Gremlins Almost Cast Tom Hanks, But Not In The Role You'd Think

Tom Hanks was a television star in 1982 and, 42 years ago, if what you really wanted was to be a movie star, that was a problem.

Actors had made the transition from small-screen success to big-screen stardom before, but Hanks' claim to fame was as one-half of the cross-dressing duo living in an all-women's apartment building on the ABC sitcom "Bosom Buddies." Though the show was initially a hit, the gimmick quickly wore thin, and Hanks found himself back on the casting market.

Post-"Bosom Buddies," Hanks' sole film credit was in the 1980 slasher flick "He Knows You're Alone," and, to his credit, he was so charismatic that the filmmakers opted not to kill him off onscreen. Still, that's not much to hang your hat on, nor was, unfortunately, two years of mild television notoriety. The biggest sitcom stars of the 1970s roughly in Hanks' age range (e.g. Henry Winkler, John Ritter, and Robin Williams) were getting star vehicle shots but failing to deliver an audience commensurate with their TV fame. So Hanks read for whatever was available.

And in 1983, one of these parts was in a Steven Spielberg-produced horror-comedy called "Gremlins." Spielberg was red-hot coming off his 1982 with "E.T.: The Extra-Terrestrial" and producing/writing "Poltergeist," so this had to be considered a plum leading man role, right? It was, but the production might've liked Hanks more for a different part.

Hanks was no Billy, but was he a Gerald?

The vindictive widower Mrs. Deagle (Polly Holliday) is by far the cruelest character in "Gremlins," but the slimiest resident of the film's fictional small town Kingston Falls is by far Gerald Hopkins. Yes, the obsequious bank manager saves Billy's job after his run-in with Mrs. Deagle, but he makes a big show of it and treats our hero as an unambitious nothing while trying to lure Phoebe Cates' sweet Kate Beringer to his bachelor pad via the promise of premium cable television (which wasn't a boast-worthy deal, even in the Midwest, in the mid-'80s).

According to a 40th anniversary oral history on the making of "Gremlins" at The Ringer, loads of up-and-coming young actors were brought in to read for the leading role of Gizmo's good-hearted keeper Billy Peltzer. Hanks was one candidate. So was Emilio Estevez. But according to Frances Lee McCain (who played Billy's mother Lynn), the part firmly belonged to the "angelic"-faced unknown Zach Galligan.

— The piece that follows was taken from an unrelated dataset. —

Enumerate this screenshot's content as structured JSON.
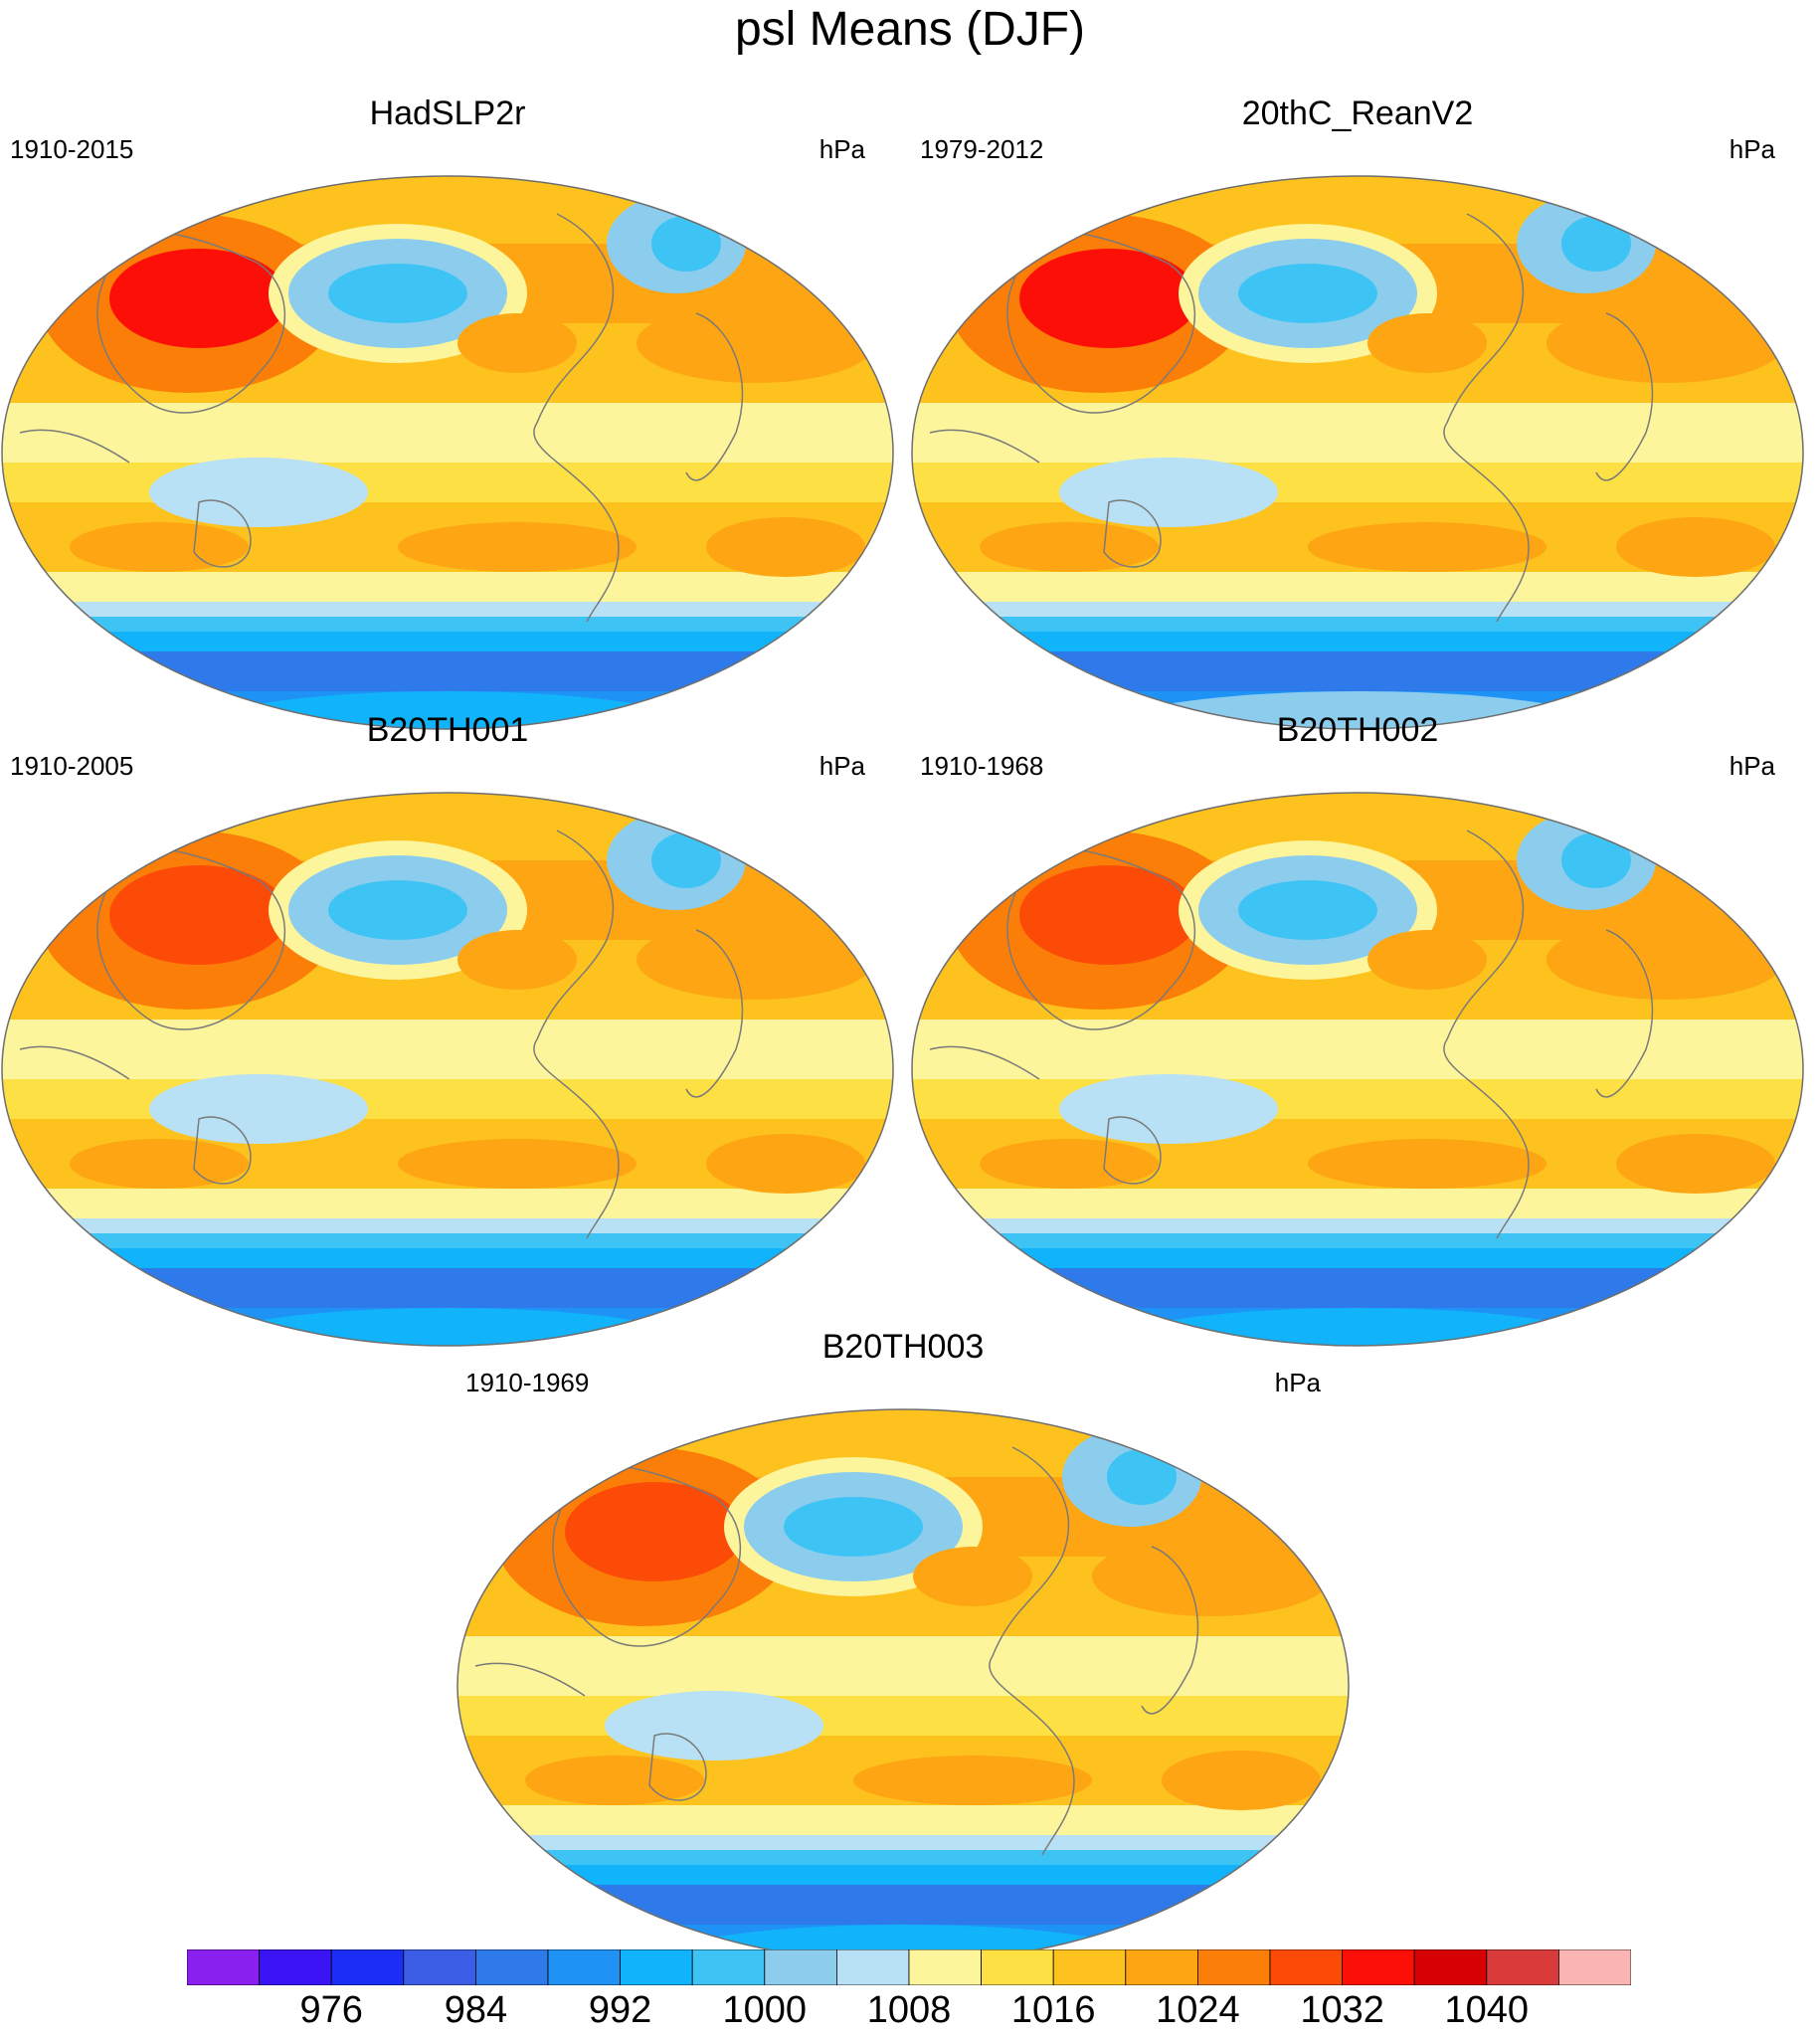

But Yuppie-scum Gerald was still up for grabs. So what happened there?

Hanks still managed to make a Splash in 1984

"Gremlins" Producer Michael Finnell remembers this process well and also recalled Hanks coming back to pester him about it later on in their careers. As he told The Ringer:

"Tom Hanks [also] read for Gerald — the slimy bank manager — that Judge Reinhold played. He bugged us, when we did 'The 'Burbs,' he said, 'You didn't hire me for that.' But the reason was is he looked too much like Zach Galligan, and we thought he had the same curly hair and everything."

Hanks would've nailed that role, and that might've been a huge, unforeseeable career misstep. In missing out on "Gremlins," Hanks was available to star in Ron Howard's "Splash," which opened to good reviews and a terrific box office performance two months prior to Dante's movie. He was also freed up to topline Neal Israel's highly problematic 1984 romp "Bachelor Party," which, at the time, received a pair of surprisingly favorable notices from Roger Ebert and The New York Times' Janet Maslin.

Hanks needed those two movies to prove he was, if nothing else, a lethally funny comedic leading man. He was so good in those movies, he was able to survive a number of stumbles (which included the poorly reviewed "The Money Pit," which, I'm sorry, really does stink on ice) before landing his breakthrough, Oscar-nominated role in Penny Marshall's 1988 "Big" (which, it should be noted, is also highly problematic).

Meanwhile, Judge Reinhold had a brief flirtation with stardom before finding his groove as a supporting actor (peaking, ironically, in 1988 with the pre-"Big" age-swapping comedy "Vice Versa"). 40 years later, Dante and company passing on Hanks worked out pretty well for everyone.